Das Heiligtum des Jupiter Optimus Maximus auf dem Pfaffenberg/Carnuntum
The hill country of Hainburg, also called Hainburger Pforte, and the plateau to the west to Petronell-Carnuntum and Wildungsmauer are among the most productive research landscapes along the Danube due to their scenic and historical profile. This also applies to the Pfaffenberg, the hill of the Hainburg Hills, which today serves as a quarry and was formerly a temple hill overlooking the Roman city of Carnuntum.
Carnuntum, this political, military, economic and cultural hub of Rome at the intersection of the Danube Limes and the Amber Road, needed, in addition to many other urban planning facilities of everyday religious life, a particularly noticeable center of the state cult, which the Roman citizens established at the top of the Pfaffenberg at a height of 320–330m. Jupiter Optimus Maximus, among others protector god of the territorial borders and guarantor of political contracts, the Capitoline triad (Jupiter, Juno, Minerva), the divinity of the ruler and other numina of the state religion were the focus of worship activities up there.

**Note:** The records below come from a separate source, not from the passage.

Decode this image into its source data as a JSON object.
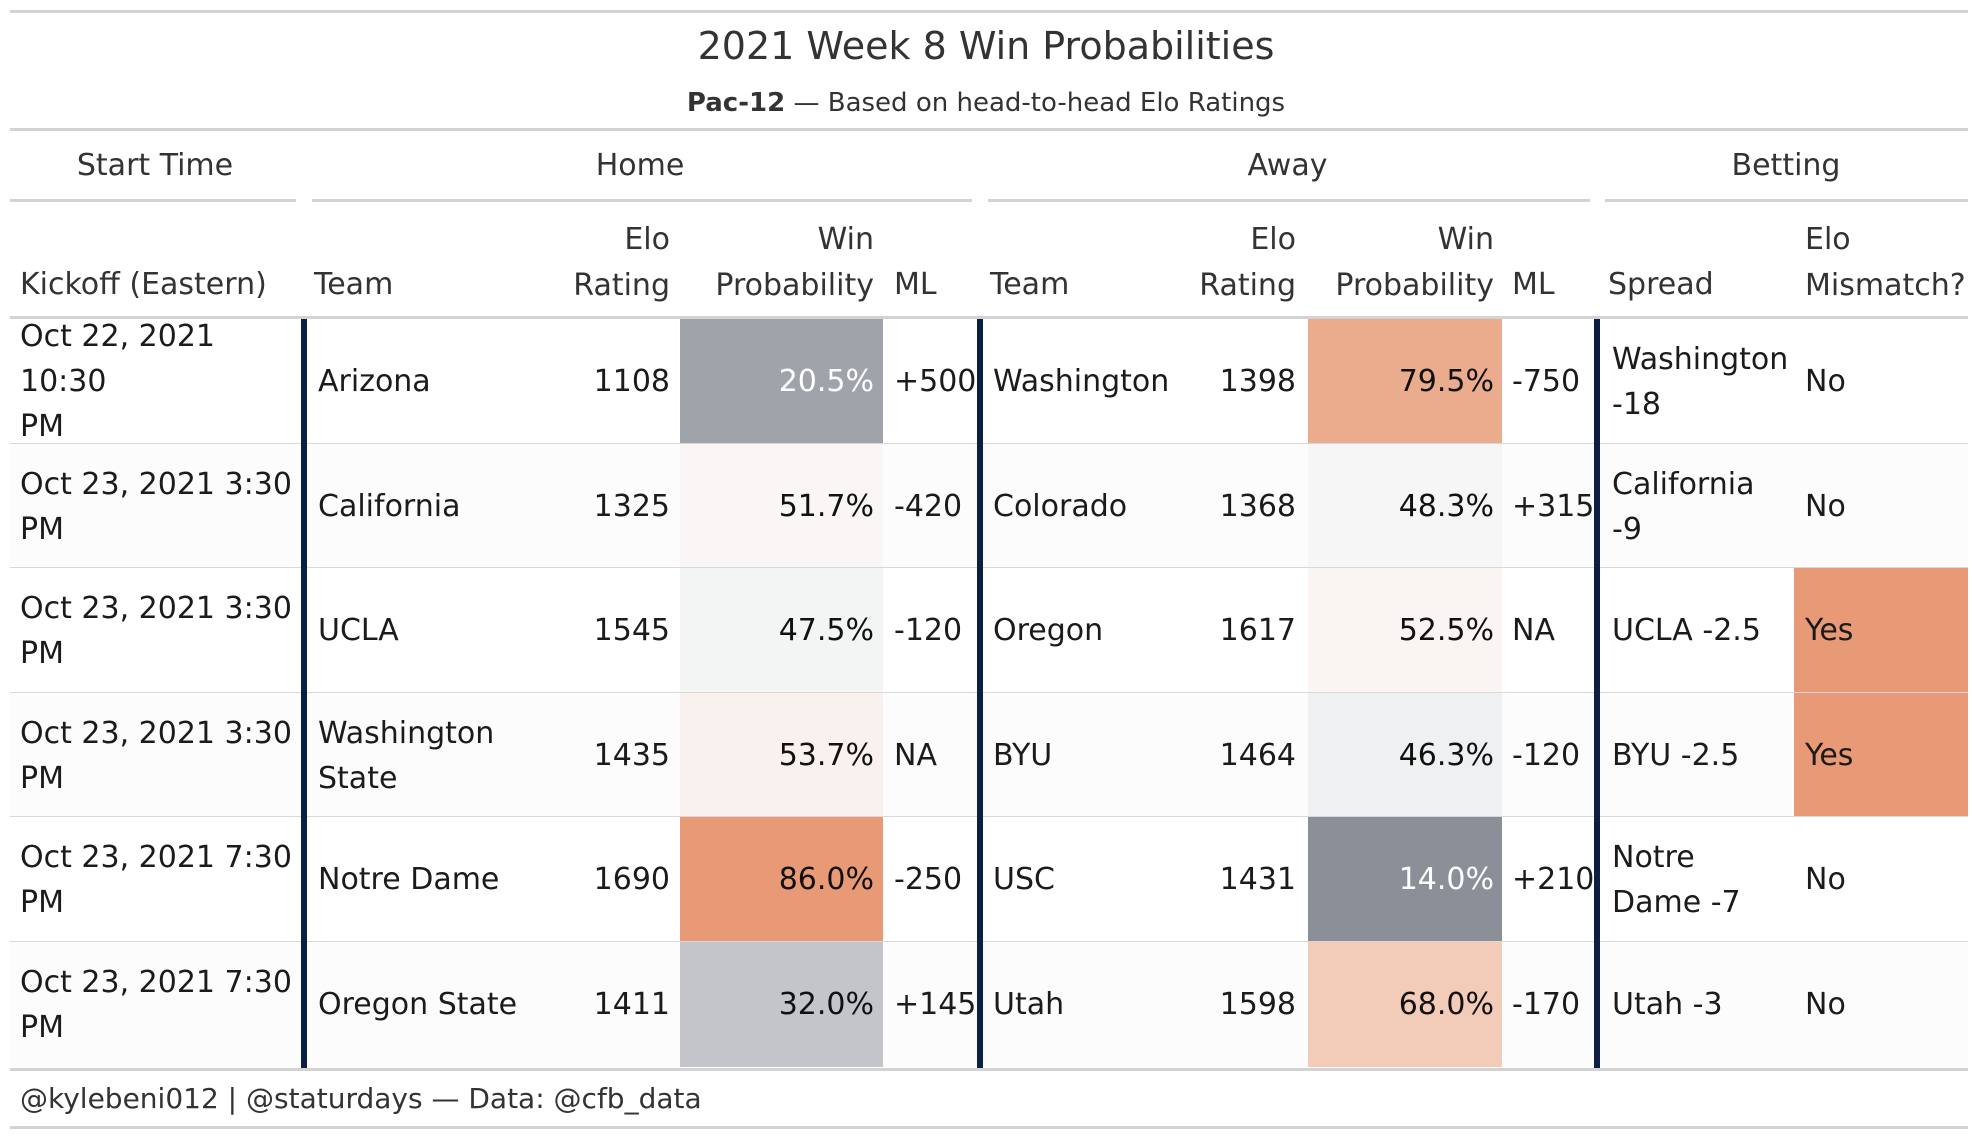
{
  "title": "2021 Week 8 Win Probabilities",
  "subtitle_bold": "Pac-12",
  "subtitle_rest": " — Based on head-to-head Elo Ratings",
  "groups": {
    "start_time": "Start Time",
    "home": "Home",
    "away": "Away",
    "betting": "Betting"
  },
  "headers": {
    "kickoff": "Kickoff (Eastern)",
    "home_team": "Team",
    "home_elo_1": "Elo",
    "home_elo_2": "Rating",
    "home_wp_1": "Win",
    "home_wp_2": "Probability",
    "home_ml": "ML",
    "away_team": "Team",
    "away_elo_1": "Elo",
    "away_elo_2": "Rating",
    "away_wp_1": "Win",
    "away_wp_2": "Probability",
    "away_ml": "ML",
    "spread": "Spread",
    "mismatch_1": "Elo",
    "mismatch_2": "Mismatch?"
  },
  "colors": {
    "divider": "#0b1f44",
    "mismatch_yes": "#e89a76",
    "scale_low": "#8b8f98",
    "scale_mid": "#fbfbfb",
    "scale_high": "#e89a76"
  },
  "chart_data": {
    "type": "table",
    "columns": [
      "Kickoff (Eastern)",
      "Team",
      "Elo Rating",
      "Win Probability",
      "ML",
      "Team",
      "Elo Rating",
      "Win Probability",
      "ML",
      "Spread",
      "Elo Mismatch?"
    ],
    "rows": [
      {
        "kickoff_1": "Oct 22, 2021 10:30",
        "kickoff_2": "PM",
        "home_team_1": "Arizona",
        "home_team_2": "",
        "home_elo": "1108",
        "home_wp": "20.5%",
        "home_wp_value": 0.205,
        "home_ml": "+500",
        "away_team": "Washington",
        "away_elo": "1398",
        "away_wp": "79.5%",
        "away_wp_value": 0.795,
        "away_ml": "-750",
        "spread_1": "Washington",
        "spread_2": "-18",
        "mismatch": "No"
      },
      {
        "kickoff_1": "Oct 23, 2021 3:30",
        "kickoff_2": "PM",
        "home_team_1": "California",
        "home_team_2": "",
        "home_elo": "1325",
        "home_wp": "51.7%",
        "home_wp_value": 0.517,
        "home_ml": "-420",
        "away_team": "Colorado",
        "away_elo": "1368",
        "away_wp": "48.3%",
        "away_wp_value": 0.483,
        "away_ml": "+315",
        "spread_1": "California",
        "spread_2": "-9",
        "mismatch": "No"
      },
      {
        "kickoff_1": "Oct 23, 2021 3:30",
        "kickoff_2": "PM",
        "home_team_1": "UCLA",
        "home_team_2": "",
        "home_elo": "1545",
        "home_wp": "47.5%",
        "home_wp_value": 0.475,
        "home_ml": "-120",
        "away_team": "Oregon",
        "away_elo": "1617",
        "away_wp": "52.5%",
        "away_wp_value": 0.525,
        "away_ml": "NA",
        "spread_1": "UCLA -2.5",
        "spread_2": "",
        "mismatch": "Yes"
      },
      {
        "kickoff_1": "Oct 23, 2021 3:30",
        "kickoff_2": "PM",
        "home_team_1": "Washington",
        "home_team_2": "State",
        "home_elo": "1435",
        "home_wp": "53.7%",
        "home_wp_value": 0.537,
        "home_ml": "NA",
        "away_team": "BYU",
        "away_elo": "1464",
        "away_wp": "46.3%",
        "away_wp_value": 0.463,
        "away_ml": "-120",
        "spread_1": "BYU -2.5",
        "spread_2": "",
        "mismatch": "Yes"
      },
      {
        "kickoff_1": "Oct 23, 2021 7:30",
        "kickoff_2": "PM",
        "home_team_1": "Notre Dame",
        "home_team_2": "",
        "home_elo": "1690",
        "home_wp": "86.0%",
        "home_wp_value": 0.86,
        "home_ml": "-250",
        "away_team": "USC",
        "away_elo": "1431",
        "away_wp": "14.0%",
        "away_wp_value": 0.14,
        "away_ml": "+210",
        "spread_1": "Notre",
        "spread_2": "Dame -7",
        "mismatch": "No"
      },
      {
        "kickoff_1": "Oct 23, 2021 7:30",
        "kickoff_2": "PM",
        "home_team_1": "Oregon State",
        "home_team_2": "",
        "home_elo": "1411",
        "home_wp": "32.0%",
        "home_wp_value": 0.32,
        "home_ml": "+145",
        "away_team": "Utah",
        "away_elo": "1598",
        "away_wp": "68.0%",
        "away_wp_value": 0.68,
        "away_ml": "-170",
        "spread_1": "Utah -3",
        "spread_2": "",
        "mismatch": "No"
      }
    ]
  },
  "footer": "@kylebeni012 | @staturdays — Data: @cfb_data"
}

Although it has always been known, it was not until the late 1960s that systematic area excavations were initiated by Hermann Vetters, with which the ruins of this large temple area were uncovered and researched before its destruction by the eradicating Pfaffenberg quarry and the remaining cult inventory could be rescued and evacuated. An originally planned control-excavation resulted in long-term rescue excavations, some of which took a dramatic course, and the results of which are presented and discussed in detail in this work.